『魔王/伊坂幸太郎』 日本人の流されやすさと、政治への無関心さをシニカルに書き表した小説
「また、伊坂?」と思われる方は、スルーで😅
まったく読んだ記憶がなく、新鮮な気持ちで読み直した。
今年に入り、新装版となり表紙はライトノベル風。
Amazonで自分が注文した本をクリックしても、リンク先は出てこない。
備忘
魔王
舞台は東京。
物語は主人公安藤の一人称で進む。彼は超能力(一時的に自分の思った通りのことを近くの人に話させる)を身に付ける。
物語の終盤、安藤のそばには『死神の精度』の主人公千葉が寄り添っている。
呼吸
舞台は仙台に移り、魔王から5年後の物語。
安藤の弟、安藤潤也の妻詩織(魔王では恋人)の一人称で語られる。
安藤潤也は10個までの選択肢から必ず当たり当てる能力を身につける。
(ジャンケンは絶対勝つ、10頭立て競馬は1位を必ず当てる)
時々、亡くなった兄が憑依して無意識に語る。
ネタバレありの感想
この物語には伊坂幸太郎が得意とする、伏線とその回収が無い。
話が終盤に近づくにつれて徐々に増してくる、スピード感も感じられない。
物語の関連性では備忘に書いたとおり、死神千葉が出てくる。このあとに発刊された「モダンタイムス」は「呼吸」から50年後の世界で安藤潤也・詩織夫婦が登場するらしい。

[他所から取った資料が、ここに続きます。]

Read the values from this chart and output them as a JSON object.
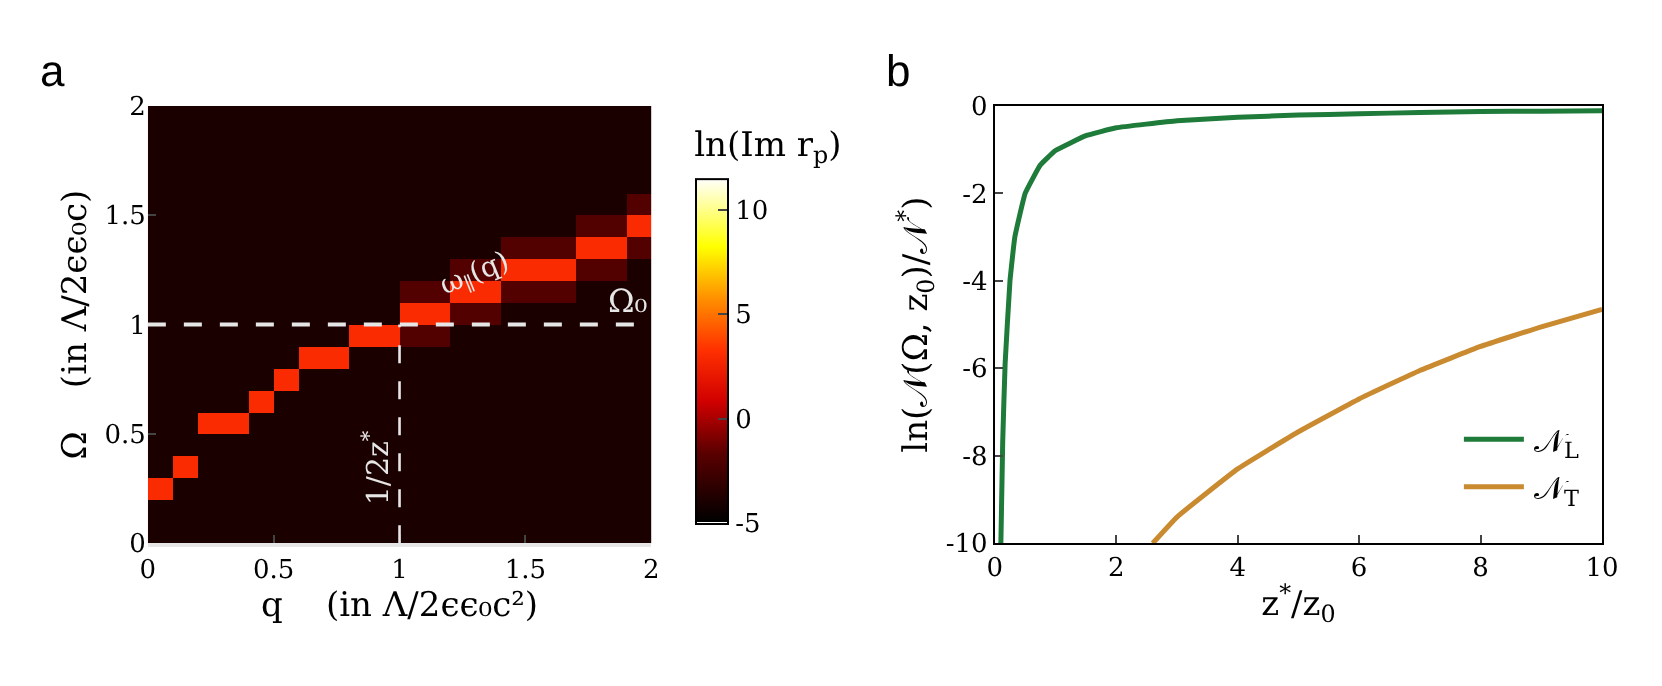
{
  "chart_data": [
    {
      "type": "heatmap",
      "title": "a",
      "xlabel": "q    (in Λ/2ϵϵ₀c²)",
      "ylabel": "Ω    (in Λ/2ϵϵ₀c)",
      "clabel": "ln(Im r$_{p}$)",
      "xlim": [
        0,
        2
      ],
      "ylim": [
        0,
        2
      ],
      "xticks": [
        0,
        0.5,
        1,
        1.5,
        2
      ],
      "yticks": [
        0,
        0.5,
        1,
        1.5,
        2
      ],
      "clim": [
        -5,
        11.5
      ],
      "cticks": [
        -5,
        0,
        5,
        10
      ],
      "cells": [
        [
          -4,
          -4,
          -4,
          -4,
          -4,
          -4,
          -4,
          -4,
          -4,
          -4,
          -4,
          -4,
          -4,
          -4,
          -4,
          -4,
          -4,
          -4,
          -4,
          -4
        ],
        [
          -4,
          -4,
          -4,
          -4,
          -4,
          -4,
          -4,
          -4,
          -4,
          -4,
          -4,
          -4,
          -4,
          -4,
          -4,
          -4,
          -4,
          -4,
          -4,
          -4
        ],
        [
          -4,
          -4,
          -4,
          -4,
          -4,
          -4,
          -4,
          -4,
          -4,
          -4,
          -4,
          -4,
          -4,
          -4,
          -4,
          -4,
          -4,
          -4,
          -4,
          -4
        ],
        [
          -4,
          -4,
          -4,
          -4,
          -4,
          -4,
          -4,
          -4,
          -4,
          -4,
          -4,
          -4,
          -4,
          -4,
          -4,
          -4,
          -4,
          -4,
          -4,
          -4
        ],
        [
          -4,
          -4,
          -4,
          -4,
          -4,
          -4,
          -4,
          -4,
          -4,
          -4,
          -4,
          -4,
          -4,
          -4,
          -4,
          -4,
          -4,
          -4,
          -4,
          -2
        ],
        [
          -4,
          -4,
          -4,
          -4,
          -4,
          -4,
          -4,
          -4,
          -4,
          -4,
          -4,
          -4,
          -4,
          -4,
          -4,
          -4,
          -4,
          -2,
          -2,
          3
        ],
        [
          -4,
          -4,
          -4,
          -4,
          -4,
          -4,
          -4,
          -4,
          -4,
          -4,
          -4,
          -4,
          -4,
          -4,
          -2,
          -2,
          -2,
          3,
          3,
          -2
        ],
        [
          -4,
          -4,
          -4,
          -4,
          -4,
          -4,
          -4,
          -4,
          -4,
          -4,
          -4,
          -4,
          -2,
          -2,
          3,
          3,
          3,
          -2,
          -2,
          -4
        ],
        [
          -4,
          -4,
          -4,
          -4,
          -4,
          -4,
          -4,
          -4,
          -4,
          -4,
          -2,
          -2,
          3,
          3,
          -2,
          -2,
          -2,
          -4,
          -4,
          -4
        ],
        [
          -4,
          -4,
          -4,
          -4,
          -4,
          -4,
          -4,
          -4,
          -4,
          -4,
          3,
          3,
          -2,
          -2,
          -4,
          -4,
          -4,
          -4,
          -4,
          -4
        ],
        [
          -4,
          -4,
          -4,
          -4,
          -4,
          -4,
          -4,
          -4,
          3,
          3,
          -2,
          -2,
          -4,
          -4,
          -4,
          -4,
          -4,
          -4,
          -4,
          -4
        ],
        [
          -4,
          -4,
          -4,
          -4,
          -4,
          -4,
          3,
          3,
          -4,
          -4,
          -4,
          -4,
          -4,
          -4,
          -4,
          -4,
          -4,
          -4,
          -4,
          -4
        ],
        [
          -4,
          -4,
          -4,
          -4,
          -4,
          3,
          -4,
          -4,
          -4,
          -4,
          -4,
          -4,
          -4,
          -4,
          -4,
          -4,
          -4,
          -4,
          -4,
          -4
        ],
        [
          -4,
          -4,
          -4,
          -4,
          3,
          -4,
          -4,
          -4,
          -4,
          -4,
          -4,
          -4,
          -4,
          -4,
          -4,
          -4,
          -4,
          -4,
          -4,
          -4
        ],
        [
          -4,
          -4,
          3,
          3,
          -4,
          -4,
          -4,
          -4,
          -4,
          -4,
          -4,
          -4,
          -4,
          -4,
          -4,
          -4,
          -4,
          -4,
          -4,
          -4
        ],
        [
          -4,
          -4,
          -4,
          -4,
          -4,
          -4,
          -4,
          -4,
          -4,
          -4,
          -4,
          -4,
          -4,
          -4,
          -4,
          -4,
          -4,
          -4,
          -4,
          -4
        ],
        [
          -4,
          3,
          -4,
          -4,
          -4,
          -4,
          -4,
          -4,
          -4,
          -4,
          -4,
          -4,
          -4,
          -4,
          -4,
          -4,
          -4,
          -4,
          -4,
          -4
        ],
        [
          3,
          -4,
          -4,
          -4,
          -4,
          -4,
          -4,
          -4,
          -4,
          -4,
          -4,
          -4,
          -4,
          -4,
          -4,
          -4,
          -4,
          -4,
          -4,
          -4
        ],
        [
          -4,
          -4,
          -4,
          -4,
          -4,
          -4,
          -4,
          -4,
          -4,
          -4,
          -4,
          -4,
          -4,
          -4,
          -4,
          -4,
          -4,
          -4,
          -4,
          -4
        ],
        [
          -4,
          -4,
          -4,
          -4,
          -4,
          -4,
          -4,
          -4,
          -4,
          -4,
          -4,
          -4,
          -4,
          -4,
          -4,
          -4,
          -4,
          -4,
          -4,
          -4
        ]
      ],
      "ref_lines": [
        {
          "axis": "y",
          "value": 1,
          "label": "Ω₀",
          "color": "#e6e6e6",
          "line_style": "dashed"
        },
        {
          "axis": "x",
          "value": 1,
          "label": "1/2z$^{*}$",
          "color": "#e6e6e6",
          "line_style": "dashed"
        }
      ],
      "annotations": [
        "ω$_{∥}$(q)"
      ]
    },
    {
      "type": "line",
      "title": "b",
      "xlabel": "z$^{*}$/z$_{0}$",
      "ylabel": "ln(𝒩(Ω, z$_{0}$)/𝒩$^{*}$)",
      "xlim": [
        0,
        10
      ],
      "ylim": [
        -10,
        0
      ],
      "xticks": [
        0,
        2,
        4,
        6,
        8,
        10
      ],
      "yticks": [
        0,
        -2,
        -4,
        -6,
        -8,
        -10
      ],
      "legend": "bottom right",
      "line_style": "solid",
      "series": [
        {
          "name": "𝒩$_{L}$",
          "color": "#1e7b3a",
          "x": [
            0.1,
            0.13,
            0.17,
            0.25,
            0.33,
            0.5,
            0.75,
            1,
            1.5,
            2,
            3,
            4,
            5,
            6,
            7,
            8,
            9,
            10
          ],
          "values": [
            -10,
            -7.7,
            -5.9,
            -4,
            -3,
            -2,
            -1.35,
            -1.02,
            -0.68,
            -0.5,
            -0.34,
            -0.26,
            -0.21,
            -0.18,
            -0.15,
            -0.13,
            -0.12,
            -0.11
          ]
        },
        {
          "name": "𝒩$_{T}$",
          "color": "#c98a30",
          "x": [
            2.6,
            3,
            4,
            5,
            6,
            7,
            8,
            9,
            10
          ],
          "values": [
            -10,
            -9.4,
            -8.3,
            -7.45,
            -6.7,
            -6.05,
            -5.5,
            -5.05,
            -4.65
          ]
        }
      ]
    }
  ]
}
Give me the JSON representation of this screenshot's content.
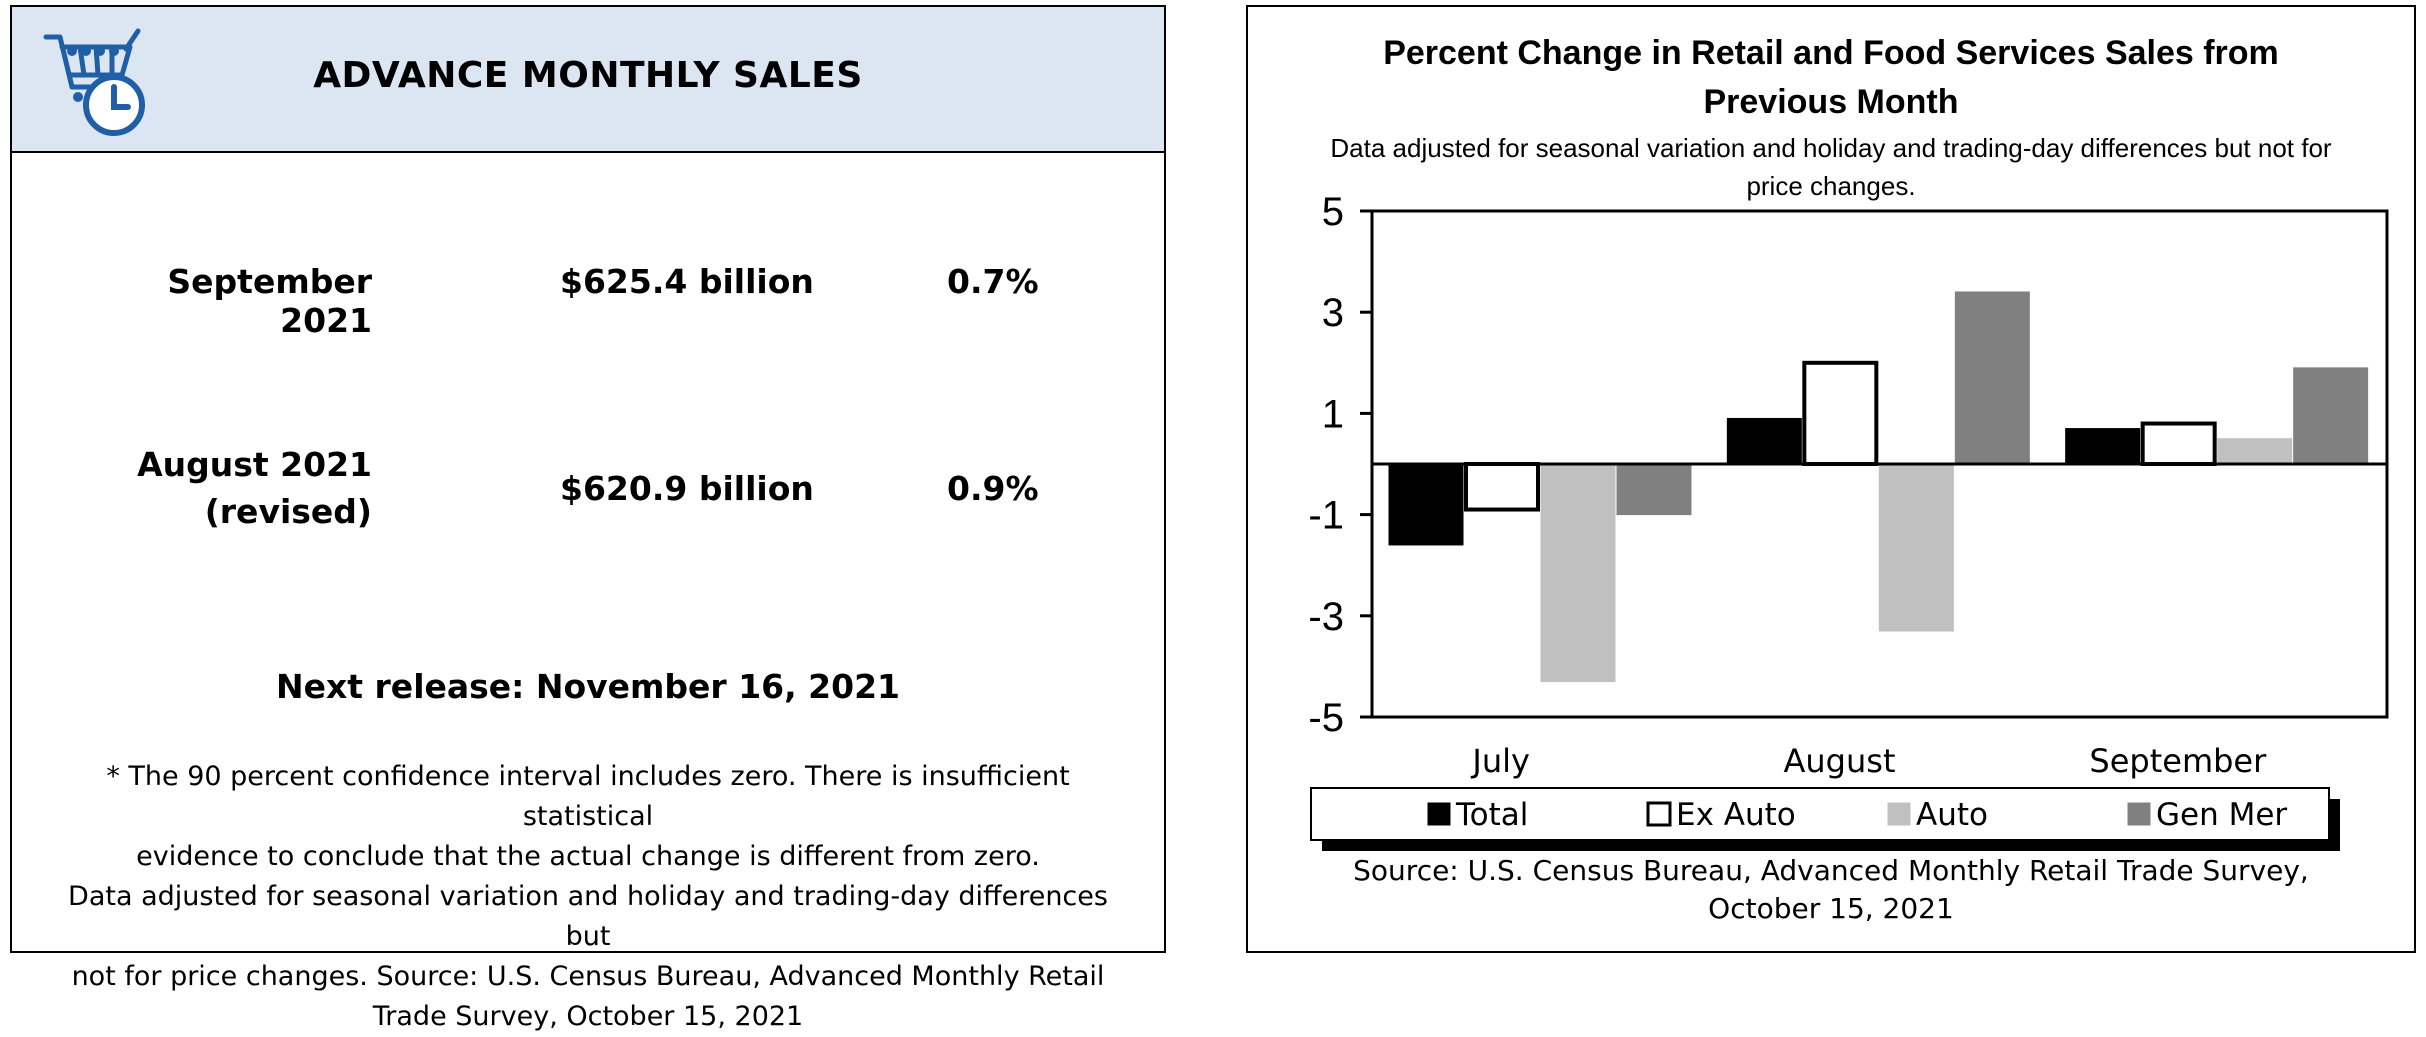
{
  "left": {
    "title": "ADVANCE MONTHLY SALES",
    "rows": [
      {
        "date": "September 2021",
        "date_note": "",
        "amount": "$625.4 billion",
        "percent": "0.7%"
      },
      {
        "date": "August 2021",
        "date_note": "(revised)",
        "amount": "$620.9 billion",
        "percent": "0.9%"
      }
    ],
    "next_release": "Next release: November 16, 2021",
    "footnote_lines": [
      "* The 90 percent confidence interval includes zero. There is insufficient statistical",
      "evidence to conclude that the actual change is different from zero.",
      "Data adjusted for seasonal variation and holiday and trading-day differences but",
      "not for price changes. Source: U.S. Census Bureau, Advanced Monthly Retail",
      "Trade Survey, October 15, 2021"
    ],
    "colors": {
      "header_bg": "#dce6f2",
      "logo": "#1f5fa6"
    },
    "logo_icon": "shopping-cart-clock-icon"
  },
  "chart_data": {
    "type": "bar",
    "title_lines": [
      "Percent Change in Retail and Food Services Sales from",
      "Previous Month"
    ],
    "subtitle_lines": [
      "Data adjusted for seasonal variation and holiday and trading-day differences but not for",
      "price changes."
    ],
    "categories": [
      "July",
      "August",
      "September"
    ],
    "series": [
      {
        "name": "Total",
        "values": [
          -1.6,
          0.9,
          0.7
        ],
        "fill": "#000000",
        "stroke": "#000000"
      },
      {
        "name": "Ex Auto",
        "values": [
          -0.9,
          2.0,
          0.8
        ],
        "fill": "#ffffff",
        "stroke": "#000000"
      },
      {
        "name": "Auto",
        "values": [
          -4.3,
          -3.3,
          0.5
        ],
        "fill": "#c0c0c0",
        "stroke": "#c0c0c0"
      },
      {
        "name": "Gen Mer",
        "values": [
          -1.0,
          3.4,
          1.9
        ],
        "fill": "#808080",
        "stroke": "#808080"
      }
    ],
    "yticks": [
      "5",
      "3",
      "1",
      "-1",
      "-3",
      "-5"
    ],
    "ylim": [
      -5,
      5
    ],
    "grid": false,
    "legend_position": "bottom",
    "source_lines": [
      "Source: U.S. Census Bureau, Advanced Monthly Retail Trade Survey,",
      "October 15, 2021"
    ]
  }
}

2005年に発刊された小説だが、登場人物が語る日本の政治と世相の、どうしようもない感じは2023年現在とよく似ている。
登場人物たちが、オフィスや居酒屋で日本の政治の話をするシーンの多いところが、彼の小説としては異色。物語の中でファシズム政党が与党になり憲法9条改訂の国民投票をするところで物語は終わる。
あとがきで『この物語の中には、ファイズムや憲法、国民投票などが出てきますが、それらはテーマではなく、そういったことに関する特定のメッセージも含んでいません』と、わざわざ断り書きをしており、それは理解できるが、その物語の前提となる「日本政治のだらしなさ」「国民の政治への無関心さ」への批判は読み取ることが出来る。
世の中が二極分化しながら、その場の雰囲気で一気にファシズムへ向かう様子はありそうな話。
太平洋戦争がそうであり、以降、国民の政治に対する意識が高まったとは思えない。
ファシズム政党党首(「呼吸」では首相)を含め、その思想のコンセプトとして宮沢賢治の詩集を語らせる意味が、私にはよく分からなかった。
(引用される語句の意味は分かるが「なぜ宮沢賢治?」)
次は
伊坂幸太郎氏本来の面白みが少ない小説だが、登場人物が続く「モダンタイムス」は、購入済みなので読み始めている。
購入してから随分経ち、相変わらず内容を忘れている。
「魔王」が、思想的内容も含んでいる小説なので、物語以外本人の声も知りたくなる。日頃は読まないエッセイ集も購入した。